SuaraPemerintah.ID – Presiden Jokowi meminta jajaran pemerintah daerah untuk selalu menjaga stabilitas suplai dan harga pangan, terutama beras. Hal tersebut disampaikannya saat menghadiri Peresmian Pembukaan Rakernas APPSI Tahun 2023, Kamis (23/02/23), di Ballroom Hotel Novotel, Kota Balikpapan, Kalimantan Timur (Kaltim).
“Jangan sampai yang terjadi pasokannya enggak ada. Jaga pasokan, jaga harga,” ujar Presiden Jokowi.
Presiden Jokowi juga meminta kepala daerah untuk menggenjot produksi beras di wilayah masing-masing.
“Sekali lagi, saya ingin kita memiliki sense yang sama mengenai urusan pangan. Jangan nanti sudah kejadian barangnya enggak ada karena produksinya enggak kita kontrol, baru semuanya kita teriak,” tuturnya.
Lebih lanjut, Presiden Jokowi meminta para kepala daerah untuk saling bekerja sama dalam memenuhi kebutuhan pangan di setiap daerah, sesuai dengan komoditas andalan masing-masing.
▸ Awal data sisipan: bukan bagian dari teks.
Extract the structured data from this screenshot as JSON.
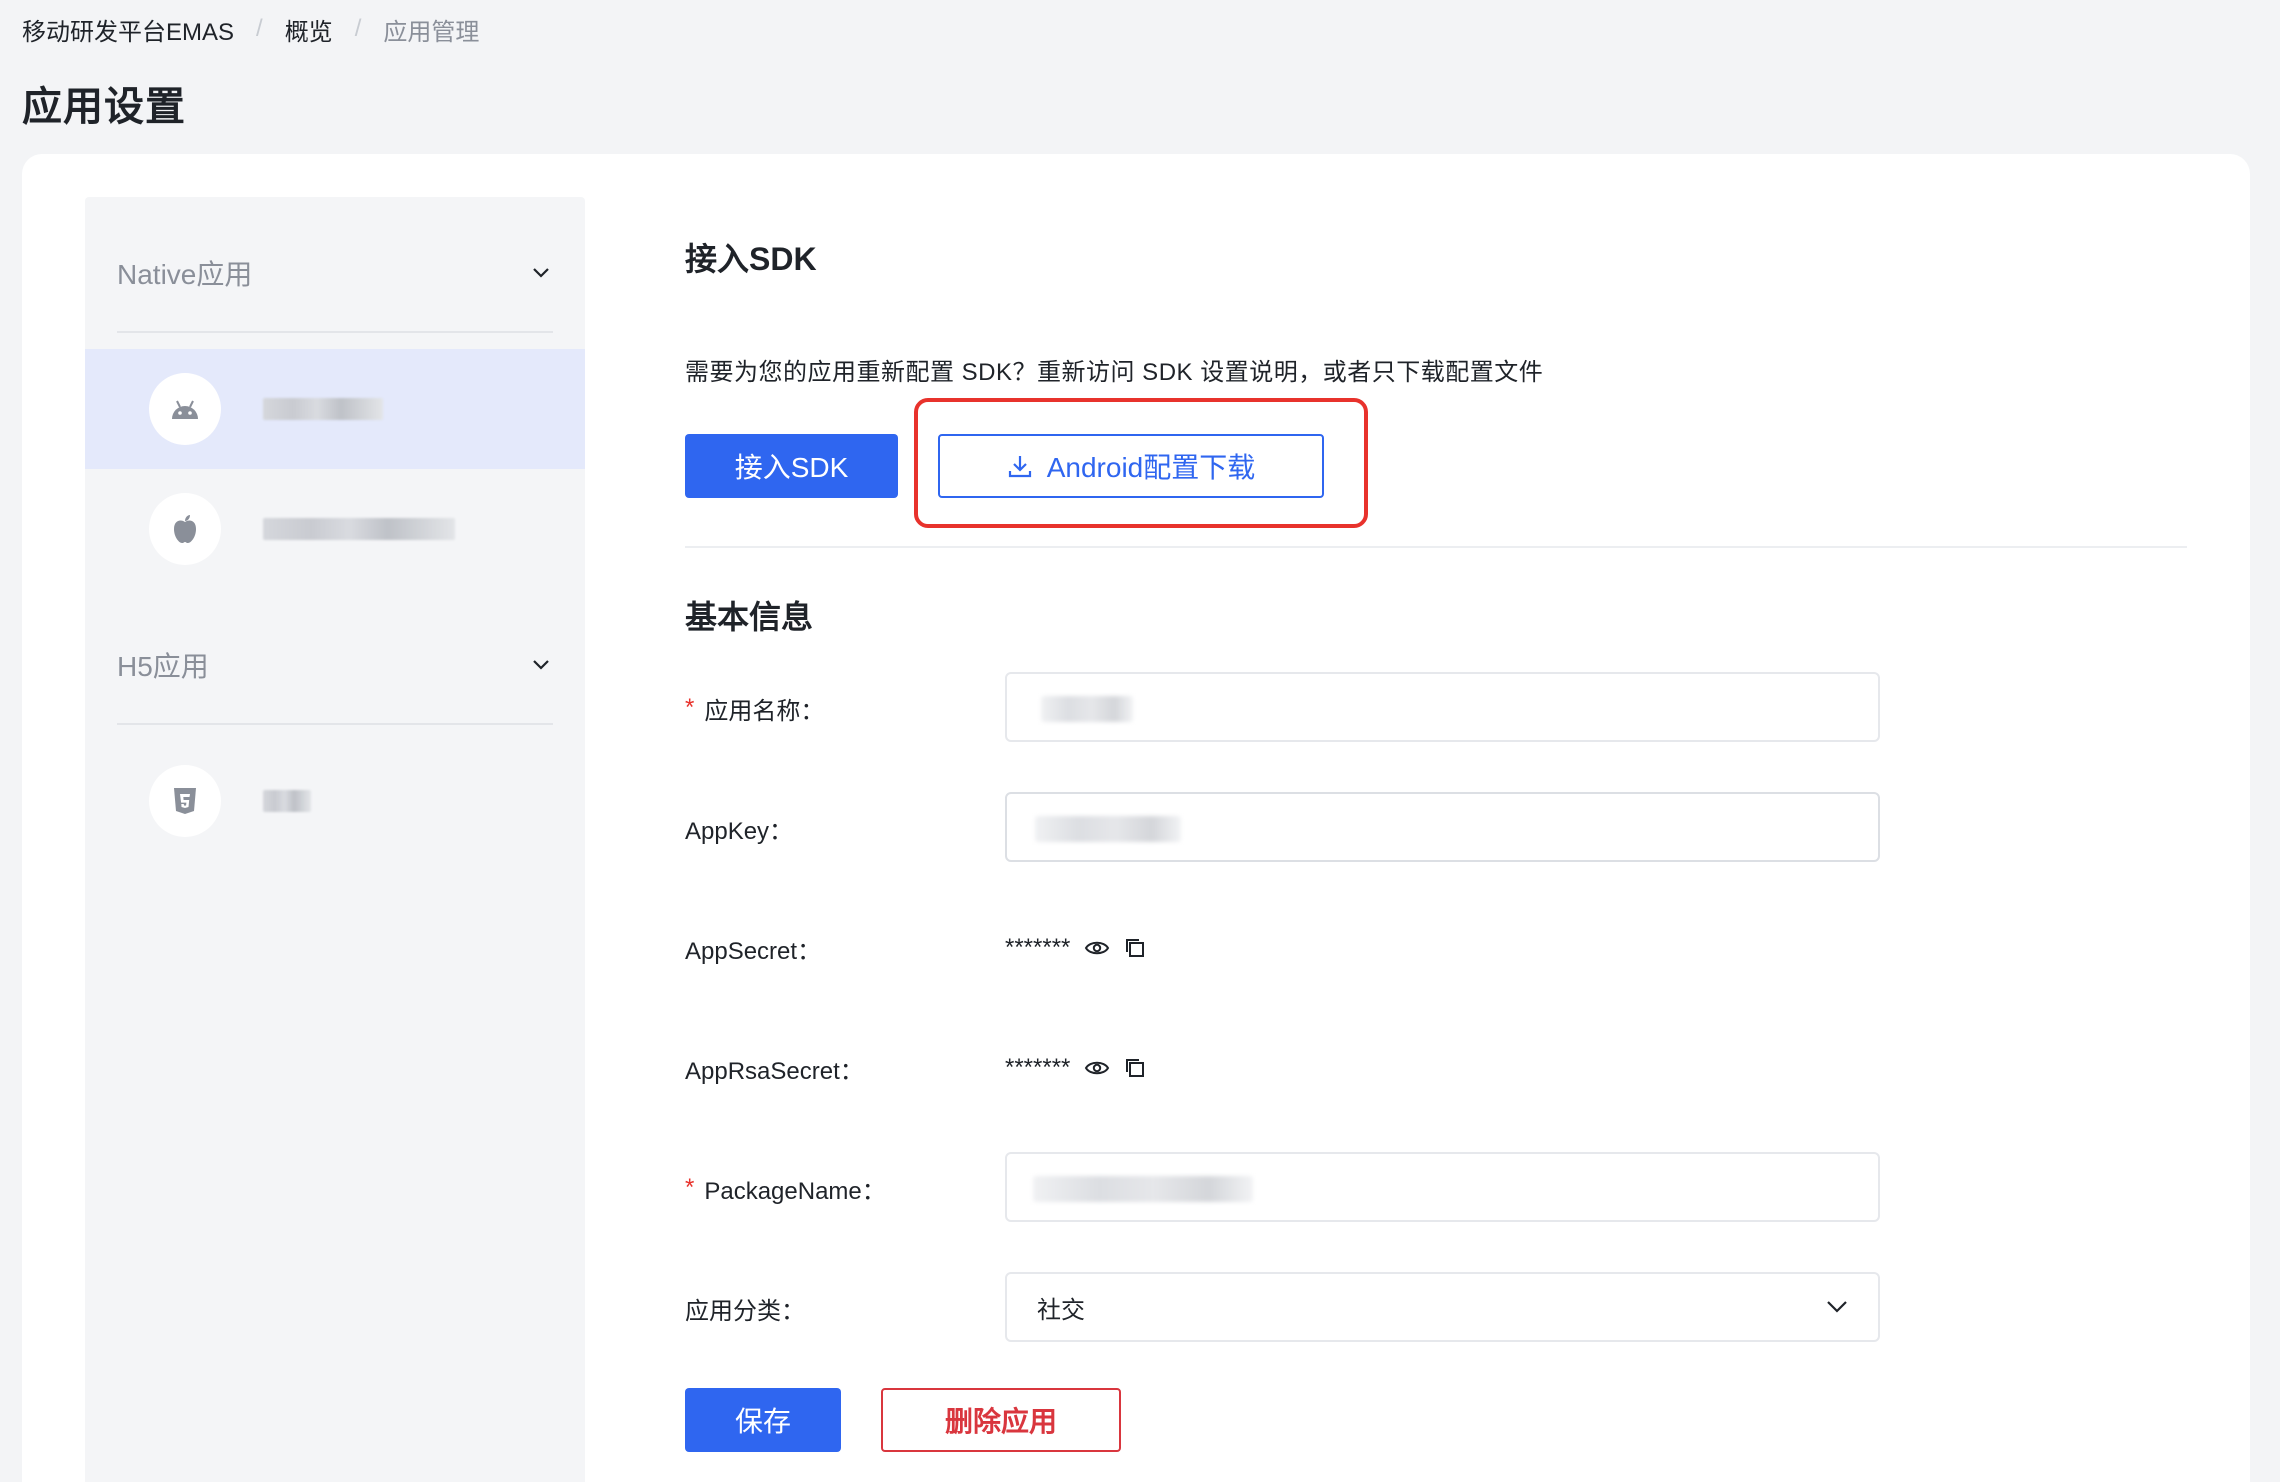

“Kolaborasi, telepon antargubernur penting. Suplai yang banyak, misalnya dari Jawa Timur, lihat ada kelebihan surplus berapa, yang kurang tolong segera tarik ke daerah yang kekurangan,” ucapnya.
Presiden Jokowi kembali mengingatkan kepala daerah mengenai dampak kenaikan harga pangan terhadap inflasi. Presiden mengungkapkan bahwa inflasi pada bulan lalu hampir 50 persen dipengaruhi oleh kenaikan beras.
“Saya sekarang setiap ke daerah, saya cek ke pasar, lihat ke pasar, meskipun 1 atau 2 pasar. Saya ingin mengontrol dan memastikan bahwa barangnya itu ada. Kalau barangnya ada, yang kedua harganya bener atau enggak bener, karena menyangkut inflasi,” tandasnya.
Sebelumnya, Gubernur Kaltim sekaligus Ketua Umum APPSI Isran Noor menyampaikan bahwa Rakernas APPSI yang bertema “Menyongsong Pemerintahan Baru Pasca Pilpres Tahun 2024” bertujuan untuk merumuskan hal yang terkait dengan penyelenggaraan pemerintahan provinsi di seluruh Indonesia.
“Rakernas APPSI kali ini akan banyak membahas terkait dengan persoalan-persoalan kerja sama, persoalan-persoalan tugas dalam hal pembangunan di seluruh provinsi di seluruh Indonesia, termasuk tanggung jawab dan tugas gubernur sebagai wakil pemerintah pusat dan juga sebagai kepala daerah,” kata Isran.
Turut mendampingi Presiden dalam kegiatan, antara lain, Sekretaris Kabinet Pramono Anung, Menteri Dalam Negeri (Mendagri) Tito Karnavian, Menteri Pekerjaan Umum dan Perumahan Rakyat (PUPR)Basuki Hadimuljono, Menteri Badan Usaha Milik Negara (BUMN) Erick Thohir, Menteri Investasi/Kepala Badan Koordinasi Penanaman Modal (BKPM) Bahlil Lahadalia, serta Gubernur Kalimantan Timur sekaligus Ketua Umum APPSI Isran Noor.